Made predominantly of dried vine fruit, candied citrus peel and nuts, Christmas pudding is a chunk of southern sun in the depths of the dark northern winter. Acting as the denouement of our yuletide blow-out, it is the fate of many puds to remain untouched or even uncooked, but in the right circumstances, well away from turkey or goose, this calorie bomb gains considerably in its appeal. I speak from hard-won experience, having just tackled 15 of these epic desserts in three sessions with the help of three teams of tasters.
When the puddings were released from the steam where they had spent a scalding couple of hours, I was able to appreciate the accuracy of Dickens's description of the Cratchit family's kitchen in A Christmas Carol: "Hallo! A great deal of steam... A smell like an eating-house, and a pastry cook's, next door to each other, with a laundress's next door to that! That was the pudding."
Faced with a line of dark-brown puddings steaming like freshly-shot cannon balls, I was determined to exercise restraint. But it is hard to carve a modicum of pud and even harder to stop eating when you have started on the raisin-packed aggregate. It didn't seem to matter how small a piece I tried to cleave – a teaspoonful, a mustardspoonful, a molecule – the result was always pretty substantial. By the end of each session, I felt like I had swallowed a wrecking ball, but that didn't stop me snaffling one last morsel.
Though the arrival of the Christmas pudding surrounded by flickering blue flames of fiery brandy is the greatest coup de théâtre on the British dining table, some of our supermarket chains have decided that it is high time for puds to put on the bling. M&S is selling one topped with gold cherries and edible gold dust, while Tesco goes one better with a topping of real gold leaf. There's also some funny business going on inside certain puds. Last year, Heston Blumenthal's Hidden Orange Christmas Pudding provoked unseasonal jostling in Waitrose. This year, Sainsbury's has produced a pud packed with kirsch-soaked cherries.

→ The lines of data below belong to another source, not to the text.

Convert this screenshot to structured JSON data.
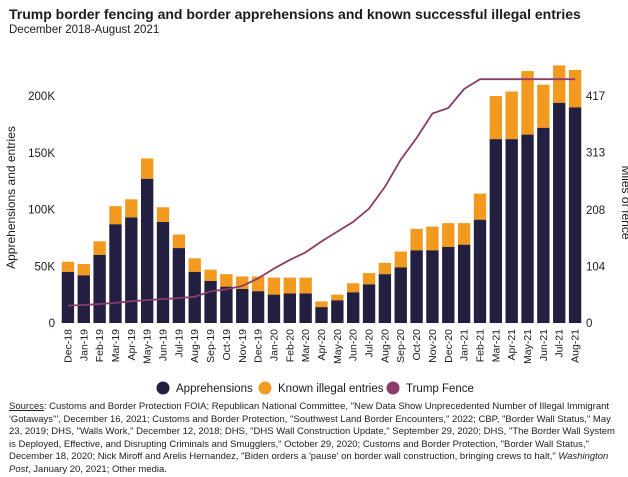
{
  "header": {
    "title": "Trump border fencing and border apprehensions and known successful illegal entries",
    "subtitle": "December 2018-August 2021"
  },
  "sources": {
    "label": "Sources",
    "text_1": ": Customs and Border Protection FOIA; Republican National Committee, \"New Data Show Unprecedented Number of Illegal Immigrant 'Gotaways'\", December 16, 2021; Customs and Border Protection, \"Southwest Land Border Encounters,\" 2022; CBP, \"Border Wall Status,\" May 23, 2019; DHS, \"Walls Work,\" December 12, 2018; DHS, \"DHS Wall Construction Update,\" September 29, 2020; DHS, \"The Border Wall System is Deployed, Effective, and Disrupting Criminals and Smugglers,\" October 29, 2020; Customs and Border Protection, \"Border Wall Status,\" December 18, 2020; Nick Miroff and Arelis Hernandez, \"Biden orders a 'pause' on border wall construction, bringing crews to halt,\" ",
    "publication": "Washington Post",
    "text_2": ", January 20, 2021; Other media."
  },
  "chart_data": {
    "type": "bar",
    "stacked": true,
    "title": "Trump border fencing and border apprehensions and known successful illegal entries",
    "subtitle": "December 2018-August 2021",
    "ylabel_left": "Apprehensions and entries",
    "ylabel_right": "Miles of fence",
    "categories": [
      "Dec-18",
      "Jan-19",
      "Feb-19",
      "Mar-19",
      "Apr-19",
      "May-19",
      "Jun-19",
      "Jul-19",
      "Aug-19",
      "Sep-19",
      "Oct-19",
      "Nov-19",
      "Dec-19",
      "Jan-20",
      "Feb-20",
      "Mar-20",
      "Apr-20",
      "May-20",
      "Jun-20",
      "Jul-20",
      "Aug-20",
      "Sep-20",
      "Oct-20",
      "Nov-20",
      "Dec-20",
      "Jan-21",
      "Feb-21",
      "Mar-21",
      "Apr-21",
      "May-21",
      "Jun-21",
      "Jul-21",
      "Aug-21"
    ],
    "series": [
      {
        "name": "Apprehensions",
        "color": "#231f41",
        "values": [
          45000,
          42000,
          60000,
          87000,
          93000,
          127000,
          89000,
          66000,
          45000,
          37000,
          32000,
          30000,
          28000,
          25000,
          26000,
          26000,
          14000,
          20000,
          27000,
          34000,
          43000,
          49000,
          64000,
          64000,
          67000,
          69000,
          91000,
          162000,
          162000,
          166000,
          172000,
          194000,
          190000
        ]
      },
      {
        "name": "Known illegal entries",
        "color": "#f29a1f",
        "values": [
          9000,
          10000,
          12000,
          16000,
          16000,
          18000,
          13000,
          12000,
          12000,
          10000,
          11000,
          11000,
          13000,
          15000,
          14000,
          14000,
          5000,
          5000,
          8000,
          10000,
          10000,
          14000,
          19000,
          21000,
          21000,
          19000,
          23000,
          38000,
          42000,
          56000,
          38000,
          33000,
          33000
        ]
      }
    ],
    "line_series": {
      "name": "Trump Fence",
      "color": "#8b3c6b",
      "axis": "right",
      "values": [
        32,
        33,
        35,
        37,
        40,
        42,
        44,
        46,
        48,
        58,
        62,
        68,
        82,
        100,
        116,
        130,
        150,
        168,
        186,
        210,
        250,
        300,
        340,
        385,
        395,
        430,
        448,
        448,
        448,
        448,
        448,
        448,
        448
      ]
    },
    "ylim_left": [
      0,
      230000
    ],
    "yticks_left": [
      "0",
      "50K",
      "100K",
      "150K",
      "200K"
    ],
    "yticks_left_values": [
      0,
      50000,
      100000,
      150000,
      200000
    ],
    "ylim_right": [
      0,
      479.6
    ],
    "yticks_right": [
      "0",
      "104",
      "208",
      "313",
      "417"
    ],
    "yticks_right_values": [
      0,
      104,
      208,
      313,
      417
    ],
    "legend": {
      "placement": "bottom",
      "items": [
        "Apprehensions",
        "Known illegal entries",
        "Trump Fence"
      ]
    },
    "grid": false
  }
}
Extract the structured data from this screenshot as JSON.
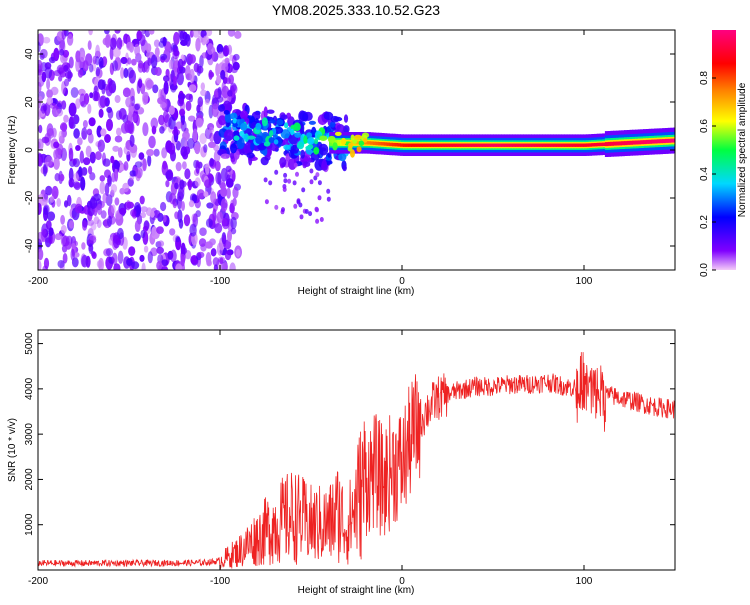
{
  "chart_data": [
    {
      "type": "heatmap",
      "title": "YM08.2025.333.10.52.G23",
      "xlabel": "Height of straight line (km)",
      "ylabel": "Frequency (Hz)",
      "xlim": [
        -200,
        150
      ],
      "ylim": [
        -50,
        50
      ],
      "x_ticks": [
        -200,
        -100,
        0,
        100
      ],
      "y_ticks": [
        -40,
        -20,
        0,
        20,
        40
      ],
      "colorbar": {
        "label": "Normalized spectral amplitude",
        "range": [
          0,
          1
        ],
        "ticks": [
          0,
          0.2,
          0.4,
          0.6,
          0.8
        ],
        "colormap": [
          "#f4ccf8",
          "#8000ff",
          "#0000ff",
          "#00d8ff",
          "#00ff40",
          "#ffff00",
          "#ff8000",
          "#ff0000",
          "#ff0080"
        ]
      },
      "ridge": {
        "description_points": [
          {
            "x": -95,
            "y": 10,
            "amp": 0.35
          },
          {
            "x": -80,
            "y": 8,
            "amp": 0.4
          },
          {
            "x": -60,
            "y": 6,
            "amp": 0.45
          },
          {
            "x": -40,
            "y": 3,
            "amp": 0.55
          },
          {
            "x": -20,
            "y": 3,
            "amp": 0.75
          },
          {
            "x": 0,
            "y": 2,
            "amp": 0.85
          },
          {
            "x": 50,
            "y": 2,
            "amp": 0.95
          },
          {
            "x": 100,
            "y": 2,
            "amp": 0.9
          },
          {
            "x": 150,
            "y": 4,
            "amp": 1.0
          }
        ]
      }
    },
    {
      "type": "line",
      "title": "",
      "xlabel": "Height of straight line (km)",
      "ylabel": "SNR (10 * v/v)",
      "xlim": [
        -200,
        150
      ],
      "ylim": [
        0,
        5300
      ],
      "x_ticks": [
        -200,
        -100,
        0,
        100
      ],
      "y_ticks": [
        1000,
        2000,
        3000,
        4000,
        5000
      ],
      "color": "#ee2222",
      "series": [
        {
          "name": "SNR",
          "x": [
            -200,
            -150,
            -110,
            -100,
            -90,
            -80,
            -70,
            -60,
            -50,
            -40,
            -35,
            -30,
            -25,
            -20,
            -15,
            -10,
            -5,
            0,
            5,
            10,
            15,
            20,
            30,
            40,
            50,
            60,
            70,
            80,
            90,
            100,
            105,
            110,
            120,
            130,
            140,
            150
          ],
          "y": [
            150,
            150,
            160,
            200,
            400,
            700,
            1000,
            1200,
            1000,
            1000,
            1300,
            900,
            1500,
            2000,
            2200,
            1900,
            2300,
            2300,
            2900,
            3300,
            3600,
            3800,
            3950,
            4050,
            4050,
            4100,
            4100,
            4150,
            4050,
            4000,
            3950,
            3900,
            3800,
            3700,
            3600,
            3550
          ]
        }
      ]
    }
  ]
}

Such amendments strike me as novelties in a gastronomic form that reached perfection somewhere around 1840. The very best Christmas puddings of today are still made with beef suet rather than modern vegetarian substitutes. Not that we should dispense with all innovations. In a celebrated article, Elizabeth David described spending two days making Christmas pudding on a Greek island: "When I hear people moaning about ... how much better things were in the old days, I wonder if they have ever given a thought to what it was like to shred suet, clean currants, take the stones out of huge sticky raisins, chop the ... peel, pound the spices...". It was even worse when the pudding was boiled in floured cloth before cheap basins came along. The result was, according to one observer, "a sort of raisin and currant soup".
Elizabeth David never recovered from her experience on Syros: "I find Christmas plum pudding a pretty awful concoction". Even after my onslaught of 15 puds, I don't share her animus. The Christmas pudding is full of good things. Unfortunately, it's just too full of them to have more than one day a year – preferably Boxing Day.